Марина не знала, что он с ней сделает: не бросит ли ее на потеху драгунам? И ее лазурные глаза, словно острые ножи из голубой стали, старались проникнуть в самое сердце Сенявского. Смертельный ужас овладел ею. Только глаза и зубы были ее оружием в эту минуту. Сенявский стоял и смотрел на нее.
Видывал он во время своих путешествий по Италии мраморные статуи древних богинь. И Марина напоминала ему Диану, богиню охоты, с копьем в руке преследовавшую оленя.

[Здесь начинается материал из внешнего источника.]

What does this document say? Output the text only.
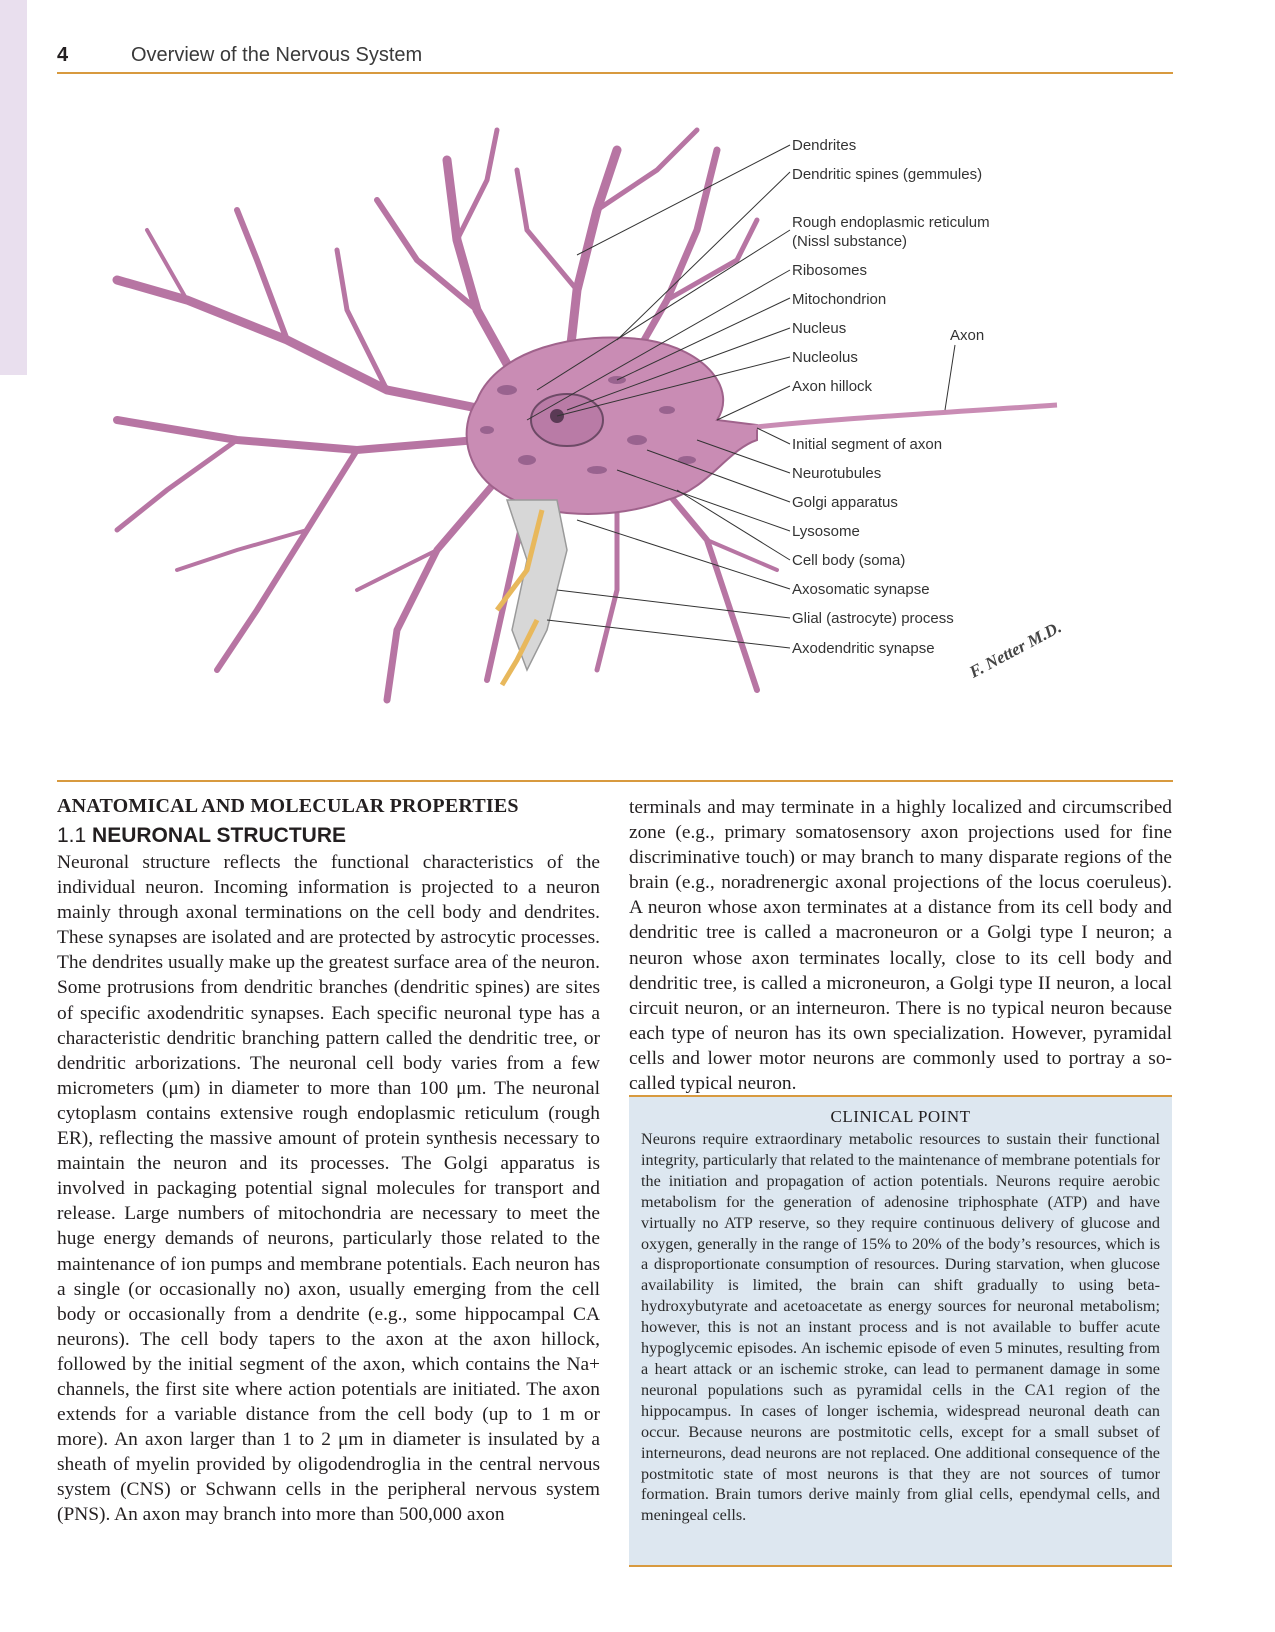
4	Overview of the Nervous System
Dendrites
Dendritic spines (gemmules)
Rough endoplasmic reticulum (Nissl substance)
Ribosomes
Mitochondrion
Nucleus
Nucleolus
Axon hillock
Initial segment of axon
Neurotubules
Golgi apparatus
Lysosome
Cell body (soma)
Axosomatic synapse
Glial (astrocyte) process
Axodendritic synapse
Axon
F. Netter M.D.
ANATOMICAL AND MOLECULAR PROPERTIES
1.1 NEURONAL STRUCTURE

Neuronal structure reflects the functional characteristics of the individual neuron. Incoming information is projected to a neuron mainly through axonal terminations on the cell body and dendrites. These synapses are isolated and are protected by astrocytic processes. The dendrites usually make up the greatest surface area of the neuron. Some protrusions from dendritic branches (dendritic spines) are sites of specific axodendritic synapses. Each specific neuronal type has a characteristic dendritic branching pattern called the dendritic tree, or dendritic arborizations. The neuronal cell body varies from a few micrometers (μm) in diameter to more than 100 μm. The neuronal cytoplasm contains extensive rough endoplasmic reticulum (rough ER), reflecting the massive amount of protein synthesis necessary to maintain the neuron and its processes. The Golgi apparatus is involved in packaging potential signal molecules for transport and release. Large numbers of mitochondria are necessary to meet the huge energy demands of neurons, particularly those related to the maintenance of ion pumps and membrane potentials. Each neuron has a single (or occasionally no) axon, usually emerging from the cell body or occasionally from a dendrite (e.g., some hippocampal CA neurons). The cell body tapers to the axon at the axon hillock, followed by the initial segment of the axon, which contains the Na+ channels, the first site where action potentials are initiated. The axon extends for a variable distance from the cell body (up to 1 m or more). An axon larger than 1 to 2 μm in diameter is insulated by a sheath of myelin provided by oligodendroglia in the central nervous system (CNS) or Schwann cells in the peripheral nervous system (PNS). An axon may branch into more than 500,000 axon

terminals and may terminate in a highly localized and circumscribed zone (e.g., primary somatosensory axon projections used for fine discriminative touch) or may branch to many disparate regions of the brain (e.g., noradrenergic axonal projections of the locus coeruleus). A neuron whose axon terminates at a distance from its cell body and dendritic tree is called a macroneuron or a Golgi type I neuron; a neuron whose axon terminates locally, close to its cell body and dendritic tree, is called a microneuron, a Golgi type II neuron, a local circuit neuron, or an interneuron. There is no typical neuron because each type of neuron has its own specialization. However, pyramidal cells and lower motor neurons are commonly used to portray a so-called typical neuron.

CLINICAL POINT
Neurons require extraordinary metabolic resources to sustain their functional integrity, particularly that related to the maintenance of membrane potentials for the initiation and propagation of action potentials. Neurons require aerobic metabolism for the generation of adenosine triphosphate (ATP) and have virtually no ATP reserve, so they require continuous delivery of glucose and oxygen, generally in the range of 15% to 20% of the body’s resources, which is a disproportionate consumption of resources. During starvation, when glucose availability is limited, the brain can shift gradually to using beta-hydroxybutyrate and acetoacetate as energy sources for neuronal metabolism; however, this is not an instant process and is not available to buffer acute hypoglycemic episodes. An ischemic episode of even 5 minutes, resulting from a heart attack or an ischemic stroke, can lead to permanent damage in some neuronal populations such as pyramidal cells in the CA1 region of the hippocampus. In cases of longer ischemia, widespread neuronal death can occur. Because neurons are postmitotic cells, except for a small subset of interneurons, dead neurons are not replaced. One additional consequence of the postmitotic state of most neurons is that they are not sources of tumor formation. Brain tumors derive mainly from glial cells, ependymal cells, and meningeal cells.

Расцветшая сила сочеталась в теле Марины с расцветом женственной прелести. У Сенявского задрожали губы, подбородок поднялся вперед, шея вытянулась, как у сокола, летящего за добычей, — неожиданно, словно подгоняемый силой, превосходящей все, он подскочил к девушке, обнял ее одной рукой и, крикнув драгунам «Прочь!» — голую втащил по каменным ступеням в корчму; здесь он, закрыв глаза, чтобы не видеть ее взгляда, сжал ее в объятиях. А она, чуя уже над собой власть Дедилии, богини любви, подумала, что ложится преградой между Топорами и Сенявским.
Оба долго молчали. Наконец Сенявский прошептал:
— Ты любила меня?
— Любила, — отвечала Марина.
— Зачем же ты мне противилась?
— Я не шиповник, который можно сорвать, понюхать и бросить!
— Любишь меня еще?
— А что ты сделал?
— Что хотел!
Сенявский почувствовал, как руки Марины сошлись за его спиной и впились в поясницу.
— Тебя Томек послал?
— Да. Я нашла его в лесу умирающим.
— А что с ним случилось?
— Медведица его помяла.
— Панна Гербурт у вас?
— Я бы убила и ее и тебя! — сказала Марина.
— Значит, любишь еще?
Марина не ответила, только рукою нащупала то место, где билось сердце Сенявского.
После победы под Берестечком были совершенно подавлены крестьянские бунты. Вести о повсеместных разгромах деревень, о казнях и мести со стороны шляхты приходили все чаще и были все ужаснее, а Сульницкий, злясь на Сенявского за то, что тот держит его в глухой Заборне, бесчинствовал сам и разрешал бесчинствовать солдатам. Начались пожары, насилия, убийства и грабежи; каждую ночь во многих местах горели дома, и огромное зарево стояло на небе. Этими заревами приветствовали друг друга пан Ланцкоронский, впоследствии убитый мужиками, ротмистр Циковский и Сульницкий, слуга Сенявского.
В одну из таких багровых ночей Кшись проснулся и сказал жене своей Бырке:
— Бырка, если так будет продолжаться, так и до нас дойдет.
— Дойдет! — с закоренелым бабьим пессимизмом согласилась Бырка.